Вокруг меня лежали величественные развалины. Я видел древний город, разрушенный стихией, обглоданный ветрами и льдом; город гиперборейцев, чьи корабли дремали на дне Молочного моря. Рядом с храмом рябило под ветром круглое озерко, обложенное гранитными глыбами. Сверху они были гладкие, обтесанные. В этой скважине бил подземный родник. Горячая, пузыристая вода покусывала обнаженную кожу. В голове родилась предательская мысль, как бы запомнить дорогу к Пайве, чтобы вернуться сюда, сфотографировать, описать. О том, что сюда нагрянут сиртя и погубят окрестную природу, я не подумал. Оэлен прочитал мои мысли и покачал головой. «Ты такой же сиртя, но ты не виноват… Это место никогда не найдут. Пайва отведет глаза».

В руинах Пайвы Оэлен велел искать шаманский камень. Он предупредил, что чем дольше я буду звать камень, тем лучше: в каждом камне есть зародыш человека, и камню тоже надо дать время выбрать меня.

Я нашел камень на берегу у кромки моря. Это был осколок хрустальной друзы, и пятка его была неровная, расколотая, но кончик безупречно правильный, шестигранный, узкий, как острие копья.

Каждый шаманский камень имеет свое имя и символ. Символ кварца – снежинка, или звездочка из шести лучей, по числу граней.

Мой второй шаманский камень напоминал бурый гранит. Я нашел его в конце лета, через месяц пути от Пайвы, вблизи скалы, разрушенной ветрами и морозом. Под лучами полуденного солнца скала поблескивала, словно плавилась. На свежих сколах камней проступали блестящие капли, похожие на темную кровь. На вершине скалы сидел черный ворон в блестящем оперении и чистил клюв.

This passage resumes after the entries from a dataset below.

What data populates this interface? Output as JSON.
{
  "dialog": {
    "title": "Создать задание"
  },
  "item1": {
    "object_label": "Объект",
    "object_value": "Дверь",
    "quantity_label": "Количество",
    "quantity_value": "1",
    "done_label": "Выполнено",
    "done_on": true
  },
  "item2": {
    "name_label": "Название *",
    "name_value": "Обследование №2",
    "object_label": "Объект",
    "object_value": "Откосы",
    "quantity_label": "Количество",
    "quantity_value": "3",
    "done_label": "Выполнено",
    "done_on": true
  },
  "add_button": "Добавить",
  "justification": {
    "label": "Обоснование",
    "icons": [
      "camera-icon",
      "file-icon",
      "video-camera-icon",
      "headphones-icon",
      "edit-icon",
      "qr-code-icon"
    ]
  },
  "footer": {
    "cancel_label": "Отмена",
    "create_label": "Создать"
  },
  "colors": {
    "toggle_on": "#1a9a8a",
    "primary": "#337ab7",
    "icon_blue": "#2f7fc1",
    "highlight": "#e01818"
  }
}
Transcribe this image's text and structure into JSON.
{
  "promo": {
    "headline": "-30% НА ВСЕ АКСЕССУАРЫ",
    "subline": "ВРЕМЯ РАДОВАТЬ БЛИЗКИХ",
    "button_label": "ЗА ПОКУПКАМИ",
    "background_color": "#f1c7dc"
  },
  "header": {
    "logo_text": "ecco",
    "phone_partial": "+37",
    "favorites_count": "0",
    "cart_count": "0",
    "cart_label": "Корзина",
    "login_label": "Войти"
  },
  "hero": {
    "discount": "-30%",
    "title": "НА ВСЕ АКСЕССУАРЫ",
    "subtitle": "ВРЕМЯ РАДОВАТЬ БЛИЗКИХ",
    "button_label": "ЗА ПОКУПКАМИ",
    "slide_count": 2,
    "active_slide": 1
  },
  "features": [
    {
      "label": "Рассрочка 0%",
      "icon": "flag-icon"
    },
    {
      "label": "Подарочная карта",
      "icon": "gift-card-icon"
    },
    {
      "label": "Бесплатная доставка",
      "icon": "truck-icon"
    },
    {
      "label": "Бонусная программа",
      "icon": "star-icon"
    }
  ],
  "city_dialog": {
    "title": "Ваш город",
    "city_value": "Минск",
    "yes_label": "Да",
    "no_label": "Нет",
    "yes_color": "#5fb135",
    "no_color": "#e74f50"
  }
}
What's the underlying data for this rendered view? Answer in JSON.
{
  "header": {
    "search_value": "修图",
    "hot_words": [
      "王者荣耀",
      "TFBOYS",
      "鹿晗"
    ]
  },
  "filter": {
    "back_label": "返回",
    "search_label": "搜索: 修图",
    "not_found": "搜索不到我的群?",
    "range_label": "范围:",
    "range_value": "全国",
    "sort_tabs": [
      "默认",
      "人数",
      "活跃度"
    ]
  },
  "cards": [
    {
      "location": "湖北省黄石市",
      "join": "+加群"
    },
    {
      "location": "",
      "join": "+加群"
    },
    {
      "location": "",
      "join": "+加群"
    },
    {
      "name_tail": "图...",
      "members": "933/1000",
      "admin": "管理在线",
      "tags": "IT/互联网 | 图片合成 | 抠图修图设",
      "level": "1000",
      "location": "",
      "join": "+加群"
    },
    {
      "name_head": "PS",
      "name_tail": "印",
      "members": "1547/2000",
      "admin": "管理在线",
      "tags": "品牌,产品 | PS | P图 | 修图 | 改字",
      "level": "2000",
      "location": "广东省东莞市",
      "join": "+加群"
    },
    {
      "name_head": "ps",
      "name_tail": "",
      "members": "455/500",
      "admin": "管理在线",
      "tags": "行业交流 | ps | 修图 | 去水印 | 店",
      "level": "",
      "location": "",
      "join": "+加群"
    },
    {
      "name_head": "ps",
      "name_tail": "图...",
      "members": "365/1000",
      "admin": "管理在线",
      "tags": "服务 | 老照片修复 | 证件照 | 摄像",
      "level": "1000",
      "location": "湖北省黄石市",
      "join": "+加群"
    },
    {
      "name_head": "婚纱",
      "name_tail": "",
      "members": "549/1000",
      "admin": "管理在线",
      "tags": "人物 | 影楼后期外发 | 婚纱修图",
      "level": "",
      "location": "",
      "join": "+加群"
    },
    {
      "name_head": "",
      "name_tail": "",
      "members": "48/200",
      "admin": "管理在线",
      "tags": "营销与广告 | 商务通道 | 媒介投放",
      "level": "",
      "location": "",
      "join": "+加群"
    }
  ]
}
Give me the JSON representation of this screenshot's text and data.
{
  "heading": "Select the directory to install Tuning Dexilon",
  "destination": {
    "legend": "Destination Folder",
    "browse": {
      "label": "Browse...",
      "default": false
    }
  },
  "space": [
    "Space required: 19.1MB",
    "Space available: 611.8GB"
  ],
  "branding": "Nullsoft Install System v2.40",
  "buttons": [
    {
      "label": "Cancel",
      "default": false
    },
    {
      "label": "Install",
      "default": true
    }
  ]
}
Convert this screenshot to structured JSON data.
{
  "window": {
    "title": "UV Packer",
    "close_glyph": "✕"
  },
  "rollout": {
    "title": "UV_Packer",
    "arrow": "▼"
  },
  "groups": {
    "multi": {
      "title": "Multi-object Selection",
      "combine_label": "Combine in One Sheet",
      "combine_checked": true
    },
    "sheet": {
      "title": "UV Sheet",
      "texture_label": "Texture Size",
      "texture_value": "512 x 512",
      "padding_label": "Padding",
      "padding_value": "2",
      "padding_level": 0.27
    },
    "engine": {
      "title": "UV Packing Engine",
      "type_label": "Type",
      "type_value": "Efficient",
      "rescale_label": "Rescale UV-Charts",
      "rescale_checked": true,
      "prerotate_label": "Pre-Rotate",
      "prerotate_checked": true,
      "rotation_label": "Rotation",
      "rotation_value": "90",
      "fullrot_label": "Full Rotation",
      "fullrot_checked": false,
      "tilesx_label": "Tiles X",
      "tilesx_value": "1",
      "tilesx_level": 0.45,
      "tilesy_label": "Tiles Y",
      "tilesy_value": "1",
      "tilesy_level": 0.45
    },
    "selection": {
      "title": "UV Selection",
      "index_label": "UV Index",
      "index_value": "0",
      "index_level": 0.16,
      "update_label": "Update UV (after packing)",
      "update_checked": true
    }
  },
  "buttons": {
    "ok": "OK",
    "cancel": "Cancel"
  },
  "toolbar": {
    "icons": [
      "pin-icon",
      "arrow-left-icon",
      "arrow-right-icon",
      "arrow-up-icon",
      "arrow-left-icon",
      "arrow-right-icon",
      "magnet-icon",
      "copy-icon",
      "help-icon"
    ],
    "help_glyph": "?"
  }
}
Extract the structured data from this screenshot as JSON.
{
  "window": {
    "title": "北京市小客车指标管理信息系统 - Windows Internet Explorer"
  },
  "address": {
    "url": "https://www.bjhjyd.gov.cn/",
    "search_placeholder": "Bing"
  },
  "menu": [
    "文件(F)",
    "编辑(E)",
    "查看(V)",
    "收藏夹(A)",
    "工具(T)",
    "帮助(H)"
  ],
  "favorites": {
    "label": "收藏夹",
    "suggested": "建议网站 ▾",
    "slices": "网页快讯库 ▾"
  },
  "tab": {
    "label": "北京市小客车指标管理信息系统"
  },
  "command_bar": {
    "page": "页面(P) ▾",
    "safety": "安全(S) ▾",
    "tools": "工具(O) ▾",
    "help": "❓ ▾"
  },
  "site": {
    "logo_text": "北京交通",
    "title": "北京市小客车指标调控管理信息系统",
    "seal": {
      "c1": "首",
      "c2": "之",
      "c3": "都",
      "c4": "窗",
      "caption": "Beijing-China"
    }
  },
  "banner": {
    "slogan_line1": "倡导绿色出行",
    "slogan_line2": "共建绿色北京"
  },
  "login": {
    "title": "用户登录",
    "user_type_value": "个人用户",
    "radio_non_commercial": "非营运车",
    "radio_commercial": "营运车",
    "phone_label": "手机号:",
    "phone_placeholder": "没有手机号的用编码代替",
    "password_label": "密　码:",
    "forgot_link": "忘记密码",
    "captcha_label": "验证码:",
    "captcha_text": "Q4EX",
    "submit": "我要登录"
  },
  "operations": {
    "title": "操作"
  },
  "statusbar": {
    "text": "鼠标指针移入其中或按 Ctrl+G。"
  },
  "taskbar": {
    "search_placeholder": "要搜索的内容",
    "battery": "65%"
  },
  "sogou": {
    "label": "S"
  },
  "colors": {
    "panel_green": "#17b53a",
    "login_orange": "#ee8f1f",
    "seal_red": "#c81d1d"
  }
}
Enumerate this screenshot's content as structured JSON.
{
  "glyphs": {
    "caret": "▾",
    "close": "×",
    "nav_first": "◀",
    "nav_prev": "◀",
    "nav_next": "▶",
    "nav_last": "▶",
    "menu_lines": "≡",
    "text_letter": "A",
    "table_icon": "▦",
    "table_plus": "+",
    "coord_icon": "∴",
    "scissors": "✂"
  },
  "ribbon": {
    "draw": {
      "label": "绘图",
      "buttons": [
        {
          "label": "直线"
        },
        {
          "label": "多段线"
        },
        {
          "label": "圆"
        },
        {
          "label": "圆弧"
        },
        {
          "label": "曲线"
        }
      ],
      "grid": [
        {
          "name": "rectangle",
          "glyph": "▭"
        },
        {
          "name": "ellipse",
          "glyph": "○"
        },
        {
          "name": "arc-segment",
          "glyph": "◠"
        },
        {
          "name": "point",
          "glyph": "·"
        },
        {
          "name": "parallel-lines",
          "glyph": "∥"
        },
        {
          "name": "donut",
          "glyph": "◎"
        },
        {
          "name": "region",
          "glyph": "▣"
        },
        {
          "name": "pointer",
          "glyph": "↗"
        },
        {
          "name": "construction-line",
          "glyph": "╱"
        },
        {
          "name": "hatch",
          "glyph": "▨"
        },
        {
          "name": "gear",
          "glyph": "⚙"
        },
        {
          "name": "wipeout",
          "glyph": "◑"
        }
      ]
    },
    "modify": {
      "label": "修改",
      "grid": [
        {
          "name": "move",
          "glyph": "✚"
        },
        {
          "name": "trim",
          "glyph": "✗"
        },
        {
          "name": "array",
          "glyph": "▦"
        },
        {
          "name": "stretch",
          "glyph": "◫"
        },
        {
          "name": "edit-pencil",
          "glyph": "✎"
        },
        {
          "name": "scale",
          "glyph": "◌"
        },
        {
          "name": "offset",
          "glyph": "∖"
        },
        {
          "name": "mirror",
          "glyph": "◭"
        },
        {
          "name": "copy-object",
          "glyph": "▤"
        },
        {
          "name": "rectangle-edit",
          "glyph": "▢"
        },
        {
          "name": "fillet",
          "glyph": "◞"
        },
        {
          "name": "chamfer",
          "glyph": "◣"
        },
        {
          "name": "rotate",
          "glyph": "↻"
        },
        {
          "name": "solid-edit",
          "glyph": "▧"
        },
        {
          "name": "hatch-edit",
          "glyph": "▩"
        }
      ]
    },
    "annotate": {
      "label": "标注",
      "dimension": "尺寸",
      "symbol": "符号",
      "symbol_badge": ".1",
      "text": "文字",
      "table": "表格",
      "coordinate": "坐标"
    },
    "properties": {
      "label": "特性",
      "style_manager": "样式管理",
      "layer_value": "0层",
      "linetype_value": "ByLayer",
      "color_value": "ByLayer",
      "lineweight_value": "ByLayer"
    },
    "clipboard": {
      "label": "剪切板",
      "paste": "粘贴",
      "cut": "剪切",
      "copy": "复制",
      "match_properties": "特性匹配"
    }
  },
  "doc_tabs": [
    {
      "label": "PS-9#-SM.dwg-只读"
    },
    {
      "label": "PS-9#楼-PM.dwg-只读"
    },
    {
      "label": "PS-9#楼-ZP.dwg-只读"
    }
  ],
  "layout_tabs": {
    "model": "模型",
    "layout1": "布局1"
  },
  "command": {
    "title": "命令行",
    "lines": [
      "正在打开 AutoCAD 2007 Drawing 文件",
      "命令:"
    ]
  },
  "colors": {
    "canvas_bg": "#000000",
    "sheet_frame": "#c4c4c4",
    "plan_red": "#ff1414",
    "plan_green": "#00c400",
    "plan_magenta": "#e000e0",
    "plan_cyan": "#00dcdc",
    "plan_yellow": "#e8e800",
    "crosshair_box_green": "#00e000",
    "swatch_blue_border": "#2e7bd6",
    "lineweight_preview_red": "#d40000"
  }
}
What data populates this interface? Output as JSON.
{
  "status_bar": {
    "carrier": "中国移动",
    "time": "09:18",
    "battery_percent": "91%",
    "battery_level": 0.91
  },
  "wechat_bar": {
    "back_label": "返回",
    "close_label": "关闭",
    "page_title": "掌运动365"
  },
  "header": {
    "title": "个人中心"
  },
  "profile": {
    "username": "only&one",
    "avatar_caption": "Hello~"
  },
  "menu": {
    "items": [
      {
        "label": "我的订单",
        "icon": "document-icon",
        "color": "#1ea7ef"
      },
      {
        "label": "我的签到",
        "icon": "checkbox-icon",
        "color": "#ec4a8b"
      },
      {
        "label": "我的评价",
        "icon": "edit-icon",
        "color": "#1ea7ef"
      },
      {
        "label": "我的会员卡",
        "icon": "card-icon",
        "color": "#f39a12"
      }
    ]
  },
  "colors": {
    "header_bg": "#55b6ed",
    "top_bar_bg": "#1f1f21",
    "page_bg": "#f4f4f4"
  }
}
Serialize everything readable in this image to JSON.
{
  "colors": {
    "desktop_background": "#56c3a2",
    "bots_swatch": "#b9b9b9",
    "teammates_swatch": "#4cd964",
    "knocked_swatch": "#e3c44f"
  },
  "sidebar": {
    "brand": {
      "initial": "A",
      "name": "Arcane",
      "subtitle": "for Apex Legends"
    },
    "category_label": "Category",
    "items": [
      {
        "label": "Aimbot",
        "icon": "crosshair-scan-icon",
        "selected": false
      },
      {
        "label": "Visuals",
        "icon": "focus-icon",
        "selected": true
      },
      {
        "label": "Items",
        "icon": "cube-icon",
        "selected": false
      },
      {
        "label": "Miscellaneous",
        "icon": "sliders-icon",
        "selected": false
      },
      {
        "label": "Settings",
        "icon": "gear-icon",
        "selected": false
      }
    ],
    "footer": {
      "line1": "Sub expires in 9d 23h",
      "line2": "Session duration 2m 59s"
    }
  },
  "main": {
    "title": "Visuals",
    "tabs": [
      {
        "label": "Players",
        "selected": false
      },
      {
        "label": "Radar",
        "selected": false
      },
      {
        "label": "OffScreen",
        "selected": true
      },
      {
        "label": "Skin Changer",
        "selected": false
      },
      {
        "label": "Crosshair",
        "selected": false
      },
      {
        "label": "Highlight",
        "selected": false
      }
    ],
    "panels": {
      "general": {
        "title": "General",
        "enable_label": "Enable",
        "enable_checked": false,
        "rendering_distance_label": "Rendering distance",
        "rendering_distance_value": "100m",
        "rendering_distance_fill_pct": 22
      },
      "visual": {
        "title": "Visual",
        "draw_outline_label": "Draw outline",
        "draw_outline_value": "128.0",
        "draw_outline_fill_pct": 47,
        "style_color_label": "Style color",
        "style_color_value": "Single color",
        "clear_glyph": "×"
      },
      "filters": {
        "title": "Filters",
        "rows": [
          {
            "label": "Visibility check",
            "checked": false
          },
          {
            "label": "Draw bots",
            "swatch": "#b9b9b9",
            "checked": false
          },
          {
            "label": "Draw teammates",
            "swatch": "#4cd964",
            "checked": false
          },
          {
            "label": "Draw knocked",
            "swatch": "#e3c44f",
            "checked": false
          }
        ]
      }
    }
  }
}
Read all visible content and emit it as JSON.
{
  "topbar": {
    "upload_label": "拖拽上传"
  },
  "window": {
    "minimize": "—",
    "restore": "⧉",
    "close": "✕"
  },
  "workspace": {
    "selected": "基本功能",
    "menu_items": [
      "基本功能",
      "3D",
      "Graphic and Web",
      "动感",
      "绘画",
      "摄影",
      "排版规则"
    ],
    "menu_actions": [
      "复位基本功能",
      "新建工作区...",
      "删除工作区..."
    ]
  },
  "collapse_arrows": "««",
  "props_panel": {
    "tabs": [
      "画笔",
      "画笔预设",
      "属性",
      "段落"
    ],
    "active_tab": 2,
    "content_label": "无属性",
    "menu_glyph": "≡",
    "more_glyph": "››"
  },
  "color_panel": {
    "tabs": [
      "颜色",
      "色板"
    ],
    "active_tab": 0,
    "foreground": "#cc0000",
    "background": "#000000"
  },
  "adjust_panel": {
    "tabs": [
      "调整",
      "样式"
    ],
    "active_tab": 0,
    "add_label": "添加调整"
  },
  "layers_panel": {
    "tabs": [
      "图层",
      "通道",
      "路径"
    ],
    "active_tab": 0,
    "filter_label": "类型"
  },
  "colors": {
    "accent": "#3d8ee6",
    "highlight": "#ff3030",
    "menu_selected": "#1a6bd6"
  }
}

В здешней мелководной шумливой речушке я видел на дне и в морщинах камней настоящий золотой песок, но Оэлен запретил собирать «силу солнца».

Камень, который мы искали, иногда называют «лопарийской кровью», более точного определения я не знаю. Если этот минерал нагреть на солнце или просто подышать на него, он меняет цвет и начинает «кровоточить».

Название горы переводилось с языка иле, как Скала Воплей. Жуткое название заинтересовало меня. Оэлен долго отмалчивался, но вечером, у костра, все же спел мне песню о великом шамане Эйве, который погиб на этой скале. Бубен Оэлена глухо подвывал песне. Звуки тонули в низком влажном тумане. Шаман пел, закрыв глаза и подняв лицо к небу. Я перескажу эту историю так, как смог запомнить и понять ее.

«Было так: множество сиртя приплыли в эти края на большом „найяке“. Они хотели, чтобы иле сожгли свои амулеты и поклонились Великому Духу сиртя. (Замечу, что это вполне могло случиться несколько столетий назад, когда норвежский король Олаф Тюргвальсен занимался рьяным насаждением христианства среди северных народов.) В те времена народ иле был силен и многолюден. Сиртя зазвали всех шаманов на пир в большом белом чуме. Пир был обилен яствами и питьем. В разгар пира сиртя, презрев святость гостеприимства, закрыли все выходы и зажгли чум. Все шаманы сгорели живьем, за исключением одного. Эйва был молод. На плече его всегда сидел черный ворон. Эйва был сильный шаман и вовремя распознал ловушку. Он бежал вместе с дымом.

Вновь пришла весна. Эйва собрал людей и явился на вешний праздник сиртя. Окутав себя туманом, мстители окружили стан сиртя, но духи пришельцев оказались сильнее. Людей Эйвы схватили и привязали к скале, там, где она покрывалась водою во время прилива. Тут они и погибли, а скала с той поры зовется Скалою Воплей. Один Эйва не погиб под водой. Увидев это, сиртя во что бы то ни стало решили покорить Эйву. Они хотели силой заставить шамана поклониться своему Духу. Сиртя сожгли шаманский костюм Эйвы, надеясь лишить его силы. Потом Эйву привязали за руки и ноги к кольям, вбитым в расщелины скалы, и на обнаженный живот поставили жаровню с пылающими углями. Но Эйва терпел муки и восстанавливал сожженное тело, пока его не пережгли пополам. Но жизнь не покидала его, и несколько дней на скалу текла его живая кровь.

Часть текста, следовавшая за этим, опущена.